While I don’t agree with everything Brooks says (this is true especially with regard to his specific political opinions), I’m generally sympathetic to Brooks inasmuch as he is a thinker. By “thinker,” I mean something very particular: someone who is neither a dogmatist nor a skeptic but someone who mulls things over, admits to being fallible in his judgment, is willing to change course and do an about-face on previous opinions, and writes in a mood of knowing a few things but certainly not everything. I like Brooks because he embodies that venerable American tradition of nonconformity.

The following is a philosophical sketch of what I take to be many of his “first principles” on culture and politics. I’m not sure how well the sketch resembles the man.

Brooks’ Views About Human Nature and Culture

1. Human beings are social animals. They are not pre-social animals which are then socialized. But neither are they individual atoms severed from social identities. Rather, they are born into social groups, and, where possible, they seek to find meaning through their cultural affiliations.

2. The intelligence that best describes human beings is contextual and empathic. Human beings feel their way through situations, and the best develop a “knack” for intuiting how others think and feel, how others tick. This kind of intelligence is not so clear and distinct as to be rendered in arguments or in PowerPoint presentations. It is instead vague and indistinct but, for all that, necessary for feeling connected to and reaching a better understanding of others.

3. Situations are irreducibly complex. Inasmuch as this is the case, we must train ourselves to look “aesthetically,” fixing our eyes on particulars and bearing in mind that we won’t have the last word. And yet, irreducible complexity does not entail a certain pessimism with regard to understanding the world. To split the difference between a sea of particulars and the summit of perfect knowledge, Brooks adopts the Weberian method of employing “ideal types”: he sketches general characterizations of persons, time periods, or moods that function as provisional organizing categories. By definition, ideal types admit of exception and nod toward revision. They are “handles,” tools for arriving at a general view of the world but not at a God’s eye view.

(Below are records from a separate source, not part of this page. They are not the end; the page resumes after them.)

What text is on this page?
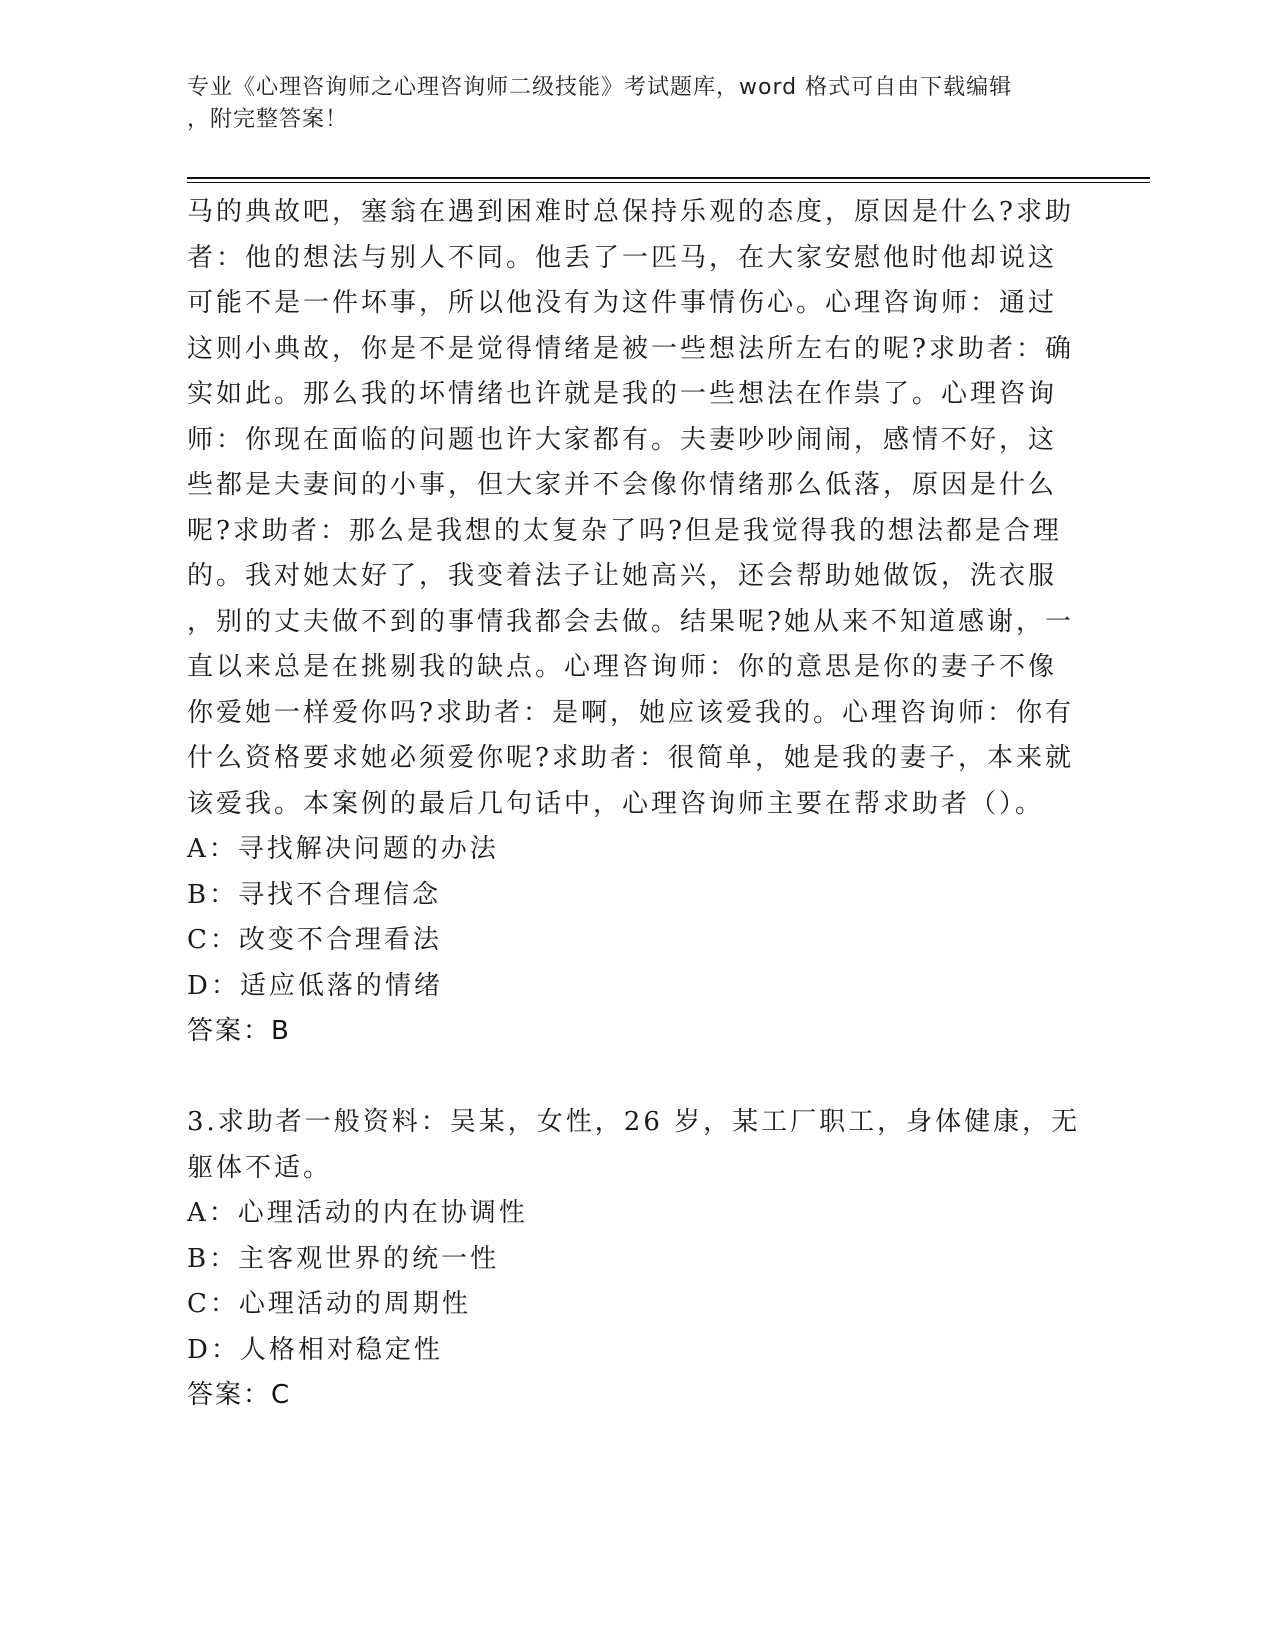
专业《心理咨询师之心理咨询师二级技能》考试题库，word 格式可自由下载编辑
，附完整答案！
马的典故吧，塞翁在遇到困难时总保持乐观的态度，原因是什么?求助
者：他的想法与别人不同。他丢了一匹马，在大家安慰他时他却说这
可能不是一件坏事，所以他没有为这件事情伤心。心理咨询师：通过
这则小典故，你是不是觉得情绪是被一些想法所左右的呢?求助者：确
实如此。那么我的坏情绪也许就是我的一些想法在作祟了。心理咨询
师：你现在面临的问题也许大家都有。夫妻吵吵闹闹，感情不好，这
些都是夫妻间的小事，但大家并不会像你情绪那么低落，原因是什么
呢?求助者：那么是我想的太复杂了吗?但是我觉得我的想法都是合理
的。我对她太好了，我变着法子让她高兴，还会帮助她做饭，洗衣服
，别的丈夫做不到的事情我都会去做。结果呢?她从来不知道感谢，一
直以来总是在挑剔我的缺点。心理咨询师：你的意思是你的妻子不像
你爱她一样爱你吗?求助者：是啊，她应该爱我的。心理咨询师：你有
什么资格要求她必须爱你呢?求助者：很简单，她是我的妻子，本来就
该爱我。本案例的最后几句话中，心理咨询师主要在帮求助者（）。
A：寻找解决问题的办法
B：寻找不合理信念
C：改变不合理看法
D：适应低落的情绪
答案：B
3.求助者一般资料：吴某，女性，26 岁，某工厂职工，身体健康，无
躯体不适。
A：心理活动的内在协调性
B：主客观世界的统一性
C：心理活动的周期性
D：人格相对稳定性
答案：C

4. Each child’s education is (or ought) to be grounded in the moral virtues. Apart from cultivating one’s talents (something that Brooks also writes about), each child should be introduced to the virtues of humility, good judgment, industry, courage, and so on. Brooks seems to believe that a good economy is predicated on, or is at least underwritten by, good persons. In what follows, for the most part I don’t address his views on the economy.

5. Human beings are higher animals who seek forms of transcendence. Even in the suburbs which are typically described as spiritual wastelands, Brooks argues that human strive toward higher values or greater aims. We are not content, he implies, unless we can hook our life plans up to larger networks of meaning. For this reason, he insists that religion and religious surrogates will have their place in modern society.

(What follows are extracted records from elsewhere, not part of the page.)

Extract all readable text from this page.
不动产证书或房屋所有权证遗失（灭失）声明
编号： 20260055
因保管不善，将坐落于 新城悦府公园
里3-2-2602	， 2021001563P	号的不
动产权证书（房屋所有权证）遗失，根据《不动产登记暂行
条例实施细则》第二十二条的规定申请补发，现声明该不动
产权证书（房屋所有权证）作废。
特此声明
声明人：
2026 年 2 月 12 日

Brooks’ Views About Government

1. The spirit of good government is Burkean. In this respect, the best sort of government builds off the best traditions embedded in a culture even as it resists utopian thinking, a form of thought fond of wiping the slate clean in order to start from scratch. In addition, social and political change is incremental. The work is piecemeal in nature, with bits cobbled together from here and there and the final product being better than the worst case but worse than the best case. Finally, when it works as it should, the legislative process is messy and complicated, filled with conflicts and culminating in compromises. From this, it follows that Brooks lacks sympathy for the partisanship presently on display in Washington

2. Smart governments are good administrators. Better yet: good shepherds. In this administrative capacity, legislators avoid two extremes: the “nanny state” and the abstentionist state. The hallmark of the nanny state is paternalism, the view that government bureaucrats know best and thus should keep a tight reign on the marketplace and on social behavior, while the central feature of the abstentionist state is that government is essentially corrupt. In consequence, a free-wheeling, libertarian, “market knows best” approach is to be preferred. Smart government, by contrast, involves seeking to cultivate talent, grow the economy, and maintain certain standards of equity. Hence, the “size” of government is a moot point and the stuff of foolish, albeit endless, debate in Washington. The only question, for Brooks a pragmatic one, is whether government is effective, i.e., whether certain policies are likely to meet reasonable objectives that aim to enhance the well-being of US citizens.

3. Policymakers should be modest, not awash in hubris. In the past, Brooks has been skeptical of technocratic elites and policy wonks working under the Obama administration. And why? Because he does not believe in the top down approach reminiscent of the nanny state (this a political principle) and because he has no faith in the infallible judgment of human beings no matter how intelligent they are or how many Ivy League degrees they have (this a principle about human nature). In his cultural and political opinions, Brooks thereby treads lightly, not seeking to align himself with elitism and the cult of genius nor with populism and the plea to melodrama. The latter rules out offering up his support for Sarah Palin.